Lorenzo W. (L.W.) Housel (December 30, 1873 - September 15, 1935) was a Connecticut state legislator who later ran for Congress and statewide office in Iowa. Running as a Democrat in an era in which Republicans dominated Iowa politics, Housel was unsuccessful in each of his Iowa races.
L.W. Housel was born in VanEttenville, New York, to a veteran of the Civil War and his wife. The better portion of his young life was spent in Nichols, New York. After attending rural schools in New York and working on farms and in lumber camps, he was admitted to Yale University. While at Yale, he worked his way through college as a newspaper reporter for the New Haven Journal-Courier. After receiving his undergraduate degree from Yale in 1897, he then attended Yale Law School, receiving his law degree in 1900.
In November of the same year in which Housel graduated from law school, he was elected as a Democrat to the Connecticut House of Representatives, where he represented a district in New Haven. He was the youngest member of the House. In his first term as representative, he drafted and presented the bill to limit the length of the working day to eight hours. Although Democratic House members were outnumbered four to one by Republicans, his bill received good support, but did not pass.
Instead of running for a second term in the Connecticut House, he moved to Iowa. In June 1902 he married Mina Finch, daughter of Iowa lawyer and State Senator Parley Finch, prompting him to move from Connecticut to Humboldt, Iowa, and to enter into private practice with his new father-in-law.
Housel and his wife became the parents of Delphine Housel Christensen and William Parley Housel.

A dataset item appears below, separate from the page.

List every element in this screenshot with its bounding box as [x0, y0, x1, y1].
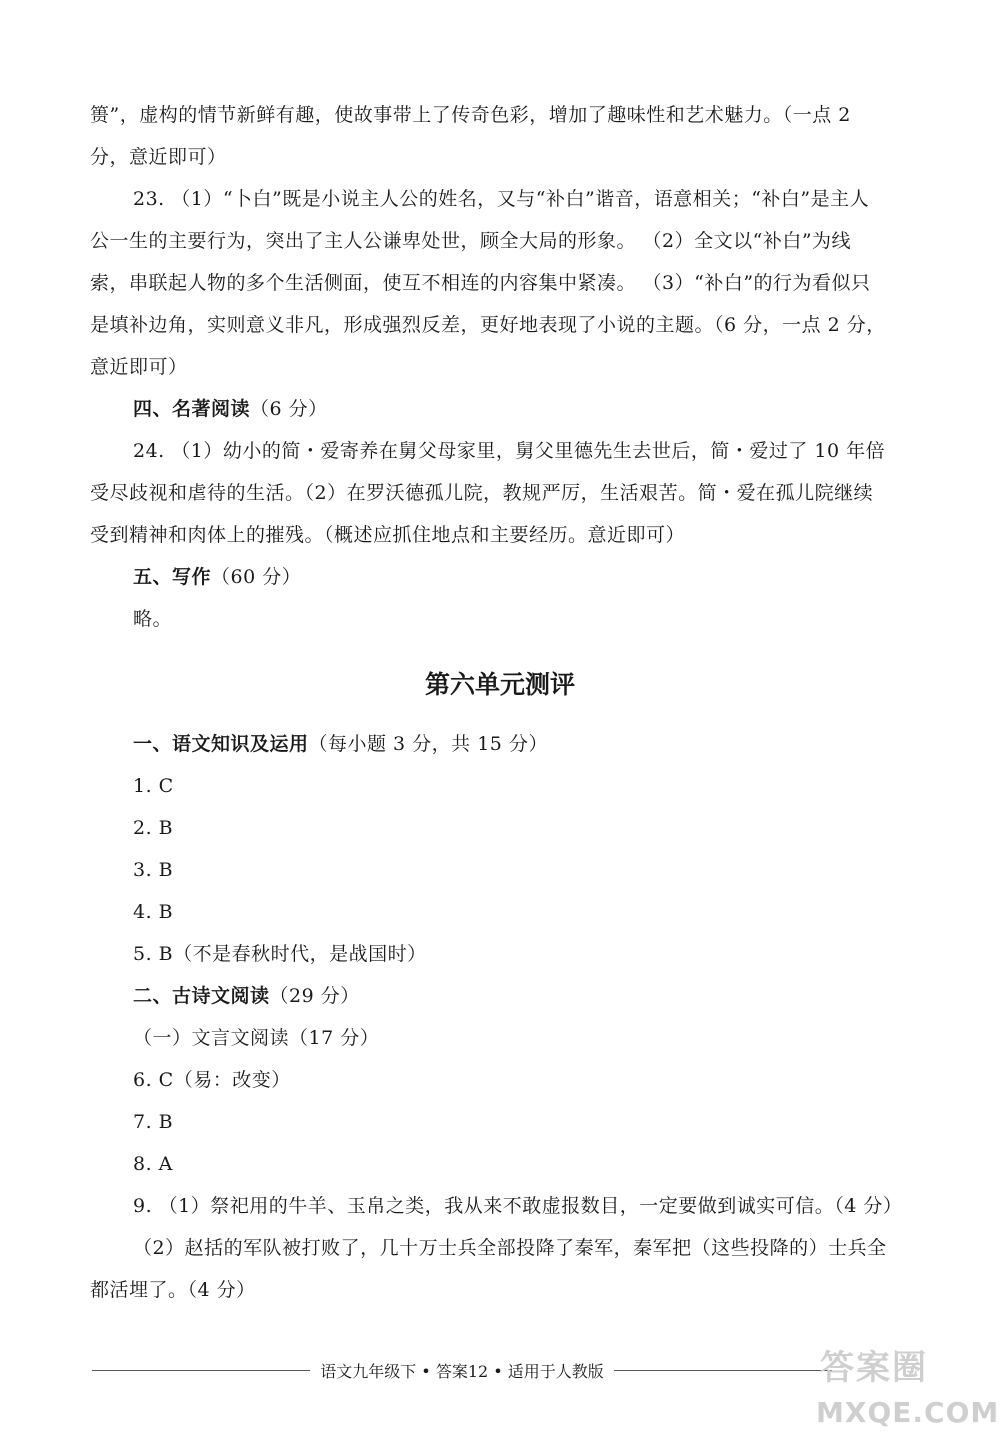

For Housel’s first thirty years in Iowa (from 1902 to 1932), Republicans dominated the General Assembly and governorship, and the Iowa congressional delegation. Humboldt County and the congressional district in which it was then located (Iowa's 10th congressional district) were overwhelmingly Republican. Nevertheless, Housel and his family remained in Humboldt and he repeatedly ran for elective office as a Democrat. Three times he ran for election to the Iowa House of Representatives (in 1910, 1912, and 1920), but was defeated each time in the general election. In 1914, he ran in the Democratic primary for Congress for the Tenth District, but was defeated by D.M. Kelleher of more populous Fort Dodge, who was in turn defeated in the general election by Republican Frank P. Woods.